A dictionary may not be as convenient as a `DataFrame` in terms of data manipulation and cleaning. But once we've turned our json string into a dictionary, we can transform it into a `DataFrame` using the `from_dict` method.

In [12]:
df = pd.DataFrame.from_dict(data, orient="index", columns=["User 1"])
df

Unnamed: 0,User 1
firstName,Cynthia
lastName,Koskei
hobby,swimming
age,24


# Practice

Try it yourself! Load the JSON file `clothes` and then transform it to `DataFrame`, name column properly.

In [16]:
clothes = """{"shirt": ["red","M"], "sweater": ["yellow","L"]}"""

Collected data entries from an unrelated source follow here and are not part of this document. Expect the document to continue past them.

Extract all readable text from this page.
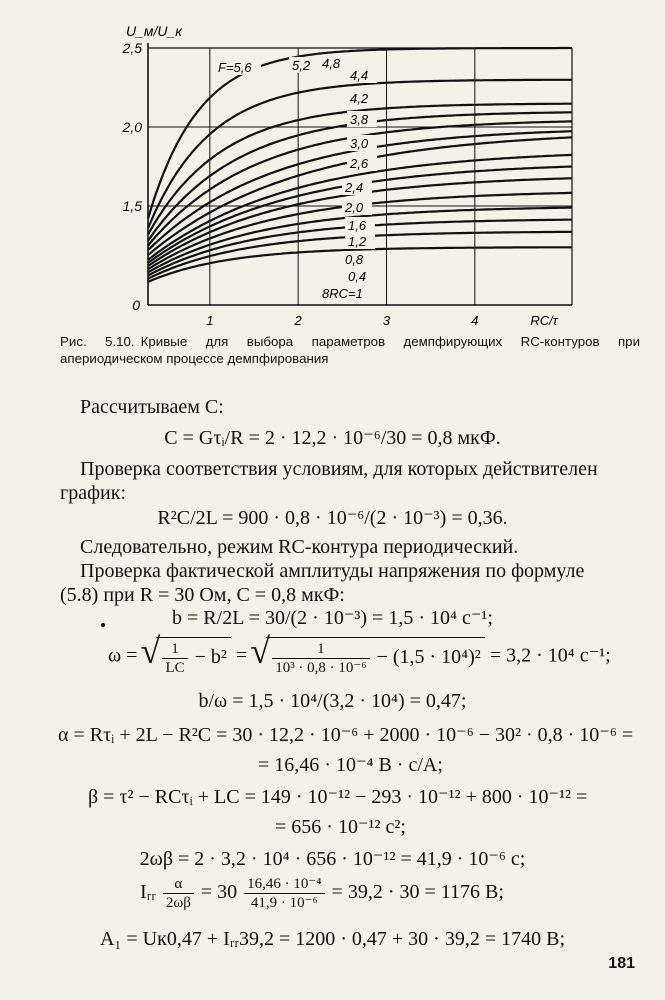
2,5
2,0
1,5
0
1	2	3	4	RC/τ
U_м/U_к
F=5,6	5,2 4,8
4,4
4,2
3,8
3,0
2,6
2,4
2,0
1,6
1,2
0,8
0,4
8RC=1
Рис. 5.10. Кривые для выбора параметров демпфирующих RC-контуров при апериодическом процессе демпфирования
Рассчитываем C:
C = Gτᵢ/R = 2 · 12,2 · 10⁻⁶/30 = 0,8 мкФ.
Проверка соответствия условиям, для которых действителен
график:
R²C/2L = 900 · 0,8 · 10⁻⁶/(2 · 10⁻³) = 0,36.
Следовательно, режим RC-контура периодический.
Проверка фактической амплитуды напряжения по формуле
(5.8) при R = 30 Ом, C = 0,8 мкФ:
b = R/2L = 30/(2 · 10⁻³) = 1,5 · 10⁴ с⁻¹;
ω = √ $\frac{1}{LC} - b^2$ = √ $\frac{1}{\text{10³ · 0,8 · 10⁻⁶}} - (1,5 \cdot 10^4)^2 = 3,2 \cdot 10^4$ с⁻¹;
b/ω = 1,5 · 10⁴/(3,2 · 10⁴) = 0,47;
α = Rτᵢ + 2L − R²C = 30 · 12,2 · 10⁻⁶ + 2000 · 10⁻⁶ − 30² · 0,8 · 10⁻⁶ =
= 16,46 · 10⁻⁴ В · с/А;
β = τ² − RCτᵢ + LC = 149 · 10⁻¹² − 293 · 10⁻¹² + 800 · 10⁻¹² =
= 656 · 10⁻¹² с²;
2ωβ = 2 · 3,2 · 10⁴ · 656 · 10⁻¹² = 41,9 · 10⁻⁶ с;
Iᵣᵣ $\frac{\alpha}{2\omega\beta} = 30 \frac{\text{16,46 · 10⁻⁴}}{\text{41,9 · 10⁻⁶}} = 39,2 \cdot 30 = 1176$ В;
A₁ = Uк0,47 + Iᵣᵣ39,2 = 1200 · 0,47 + 30 · 39,2 = 1740 В;
181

data = json.loads(clothes)
df = pd.DataFrame.from_dict(data, orient="index", columns=["color", "size"])
df

Unnamed: 0,color,size
shirt,red,M
sweater,yellow,L


# Load Compressed file in Python

In the big data era, it is very likely that we'll need to read data from compressed files. One way to unzip the data is to use gzip. We can load the `file.json.gz` file from the data folder using the following code:

In [None]:
import gzip
import json

with gzip.open("data/file.json.gz", "r") as f:
    file_data_gz = json.load(f)

`file_data_gz` is a dictionary, and we only need the `data` portion of it.

In [None]:
 file_data_gz.keys()

We can use the `from_dict` function from pandas to read the data:

In [None]:
df = pd.DataFrame().from_dict(file_data_gz["data"])

In [None]:
df.head()

# Pickle Files

Pickle in Python is primarily used in `serializing` and `deserializing` a Python object structure. `Serialization` is the process of turning an object in memory into a stream of bytes so you can store it on disk or send it over a network. `Deserialization` is the reverse process: turning a stream of bytes back into an object in memory.

According to the pickle module documentation, the following types can be pickled:

* `None`
* Booleans
* Integers, long integers, floating point numbers, complex numbers
* Normal and Unicode strings
* Tuples, lists, sets, and dictionaries containing only objects that can be pickled
* Functions defined at the top level of a module
* Built-in functions defined at the top level of a module
* Classes that are defined at the top level of a module

In [1]:
clothes = {"shirt": ["red", "M"], 
           "sweater": ["yellow", "L"],
          "jacket": ["black", "L"]}
clothes

{'shirt': ['red', 'M'], 'sweater': ['yellow', 'L'], 'jacket': ['black', 'L']}

In [None]:
import pickle 

pickle.dump(clothes,open("./data/clothes.pkl", "wb"))